SYNERGISING BOTH PERSPECTIVES OF CURRICULUM IMPLEMENTATION
In ensuring effective curriculum implementation, one need to consider both perspectives
of curriculum implementation, as instruction and as process of change. No doubt classroom
instruction as the manifestation of the aspired curriculum is the most direct output of the
curriculum change. However, policy makers and curriculum developers need to ponder a step
further as to whether classroom instruction is the only output in any curriculum implementation
or curriculum change. As instruction changes to be aligned with curriculum change, a sustainable
change in teachers’ behaviour might be what policy makers desire, a leading edge shift in the way
textbook is written is what society might require, and probably ultimately a change in how
community and society view education and learning outcome is the purpose of the curriculum
change. A change of this scale need an engagement with all stakeholders in Table 1 and the
planning of managing the change is a necessity.
In Macdonald’s Theory of Curriculum and Instruction (Macdonald, 1965), curriculum,
instruction, teaching and learning are viewed as four continuously interacting systems in a
classroom (Figure 3).
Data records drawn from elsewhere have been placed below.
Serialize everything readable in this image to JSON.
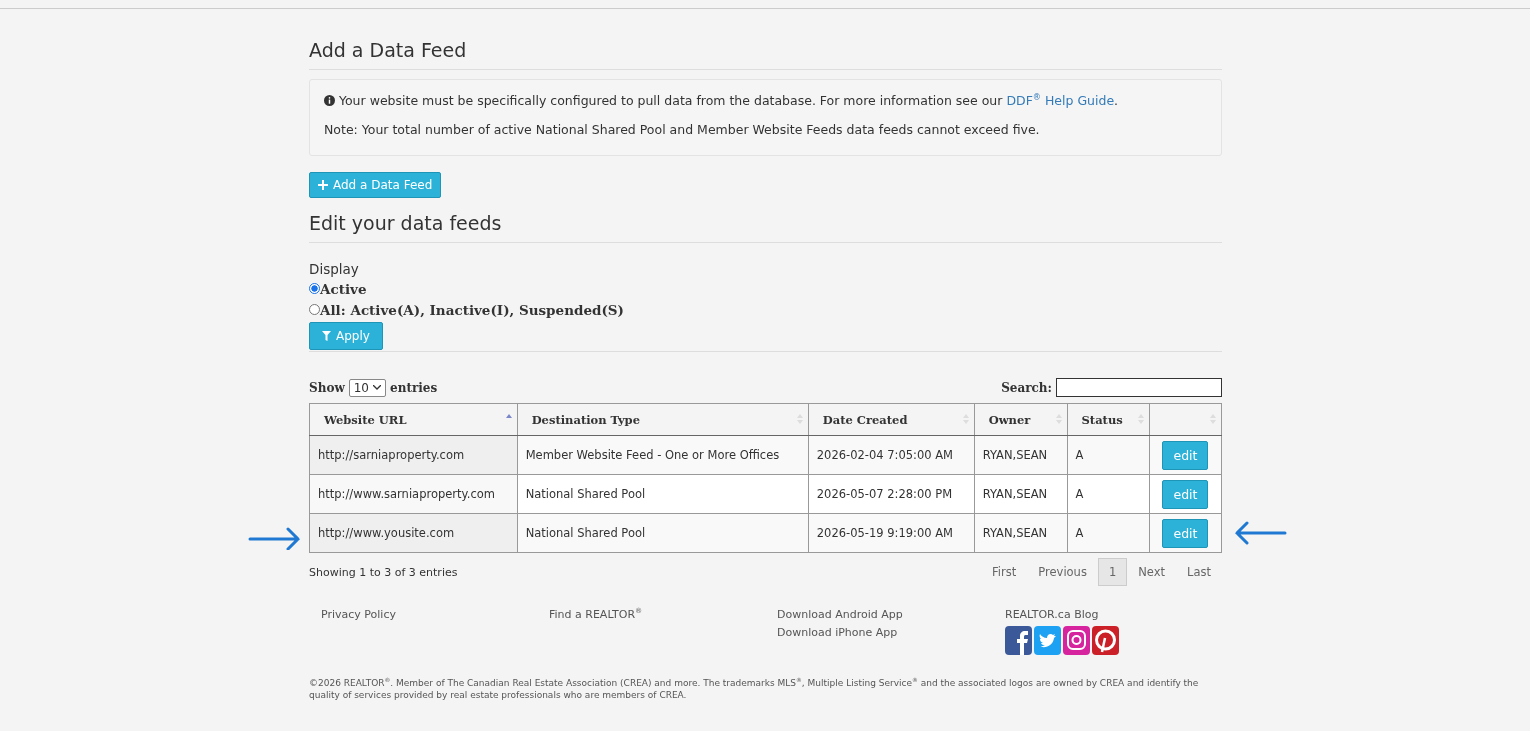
{
  "add_section": {
    "heading": "Add a Data Feed",
    "info": "Your website must be specifically configured to pull data from the database. For more information see our ",
    "info_link": "DDF$^{®}$ Help Guide",
    "info_end": ".",
    "note": "Note: Your total number of active National Shared Pool and Member Website Feeds data feeds cannot exceed five.",
    "button": "Add a Data Feed"
  },
  "edit_section": {
    "heading": "Edit your data feeds",
    "display_label": "Display",
    "options": [
      {
        "label": "Active",
        "selected": true
      },
      {
        "label": "All: Active(A), Inactive(I), Suspended(S)",
        "selected": false
      }
    ],
    "apply_button": "Apply"
  },
  "table": {
    "show_label": "Show",
    "page_size": "10",
    "entries_label": "entries",
    "search_label": "Search:",
    "columns": [
      {
        "label": "Website URL",
        "sorted": true
      },
      {
        "label": "Destination Type",
        "sorted": false
      },
      {
        "label": "Date Created",
        "sorted": false
      },
      {
        "label": "Owner",
        "sorted": false
      },
      {
        "label": "Status",
        "sorted": false
      },
      {
        "sorted": false
      }
    ],
    "rows": [
      {
        "cells": [
          "http://sarniaproperty.com",
          "Member Website Feed - One or More Offices",
          "2026-02-04 7:05:00 AM",
          "RYAN,SEAN",
          "A"
        ],
        "action": "edit",
        "marked": false
      },
      {
        "cells": [
          "http://www.sarniaproperty.com",
          "National Shared Pool",
          "2026-05-07 2:28:00 PM",
          "RYAN,SEAN",
          "A"
        ],
        "action": "edit",
        "marked": false
      },
      {
        "cells": [
          "http://www.yousite.com",
          "National Shared Pool",
          "2026-05-19 9:19:00 AM",
          "RYAN,SEAN",
          "A"
        ],
        "action": "edit",
        "marked": true
      }
    ],
    "info": "Showing 1 to 3 of 3 entries",
    "pagination": [
      {
        "label": "First",
        "selected": false
      },
      {
        "label": "Previous",
        "selected": false
      },
      {
        "label": "1",
        "selected": true
      },
      {
        "label": "Next",
        "selected": false
      },
      {
        "label": "Last",
        "selected": false
      }
    ]
  },
  "footer": {
    "columns": [
      [
        "Privacy Policy"
      ],
      [
        "Find a REALTOR$^{®}$"
      ],
      [
        "Download Android App",
        "Download iPhone App"
      ],
      [
        "REALTOR.ca Blog"
      ]
    ],
    "copyright": "©2026 REALTOR$^{®}$. Member of The Canadian Real Estate Association (CREA) and more. The trademarks MLS$^{®}$, Multiple Listing Service$^{®}$ and the associated logos are owned by CREA and identify the quality of services provided by real estate professionals who are members of CREA."
  }
}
Macdonald (1965) viewed curriculum as the planning endeavour taking
place prior to instruction, it is usually the given to the teachers, it contains the aspiration of the
community and society. Instruction in the model refers to the actual teaching and learning in the
classroom, involving interaction between teacher and students, between teacher and resources as
well as teacher and school and community leaders. Teaching is the behaviour or the act of the
teacher resulted from the personality system and prior training of the teacher, while learning is the
learner’s behaviour he or she brought in to the classroom. Learner’s behaviour is also the product
of learners’ interaction with families, communities and schools. In Macdonald’s theory, the
curriculum’s goal become operative, that is, the goal would have been achieved at the point of
convergence (target) of the four interacting systems, this definitely requires the concerted effort
of all stakeholders and not only within the education fraternity. A systemic approach need to be
designed, a mechanism need to be developed.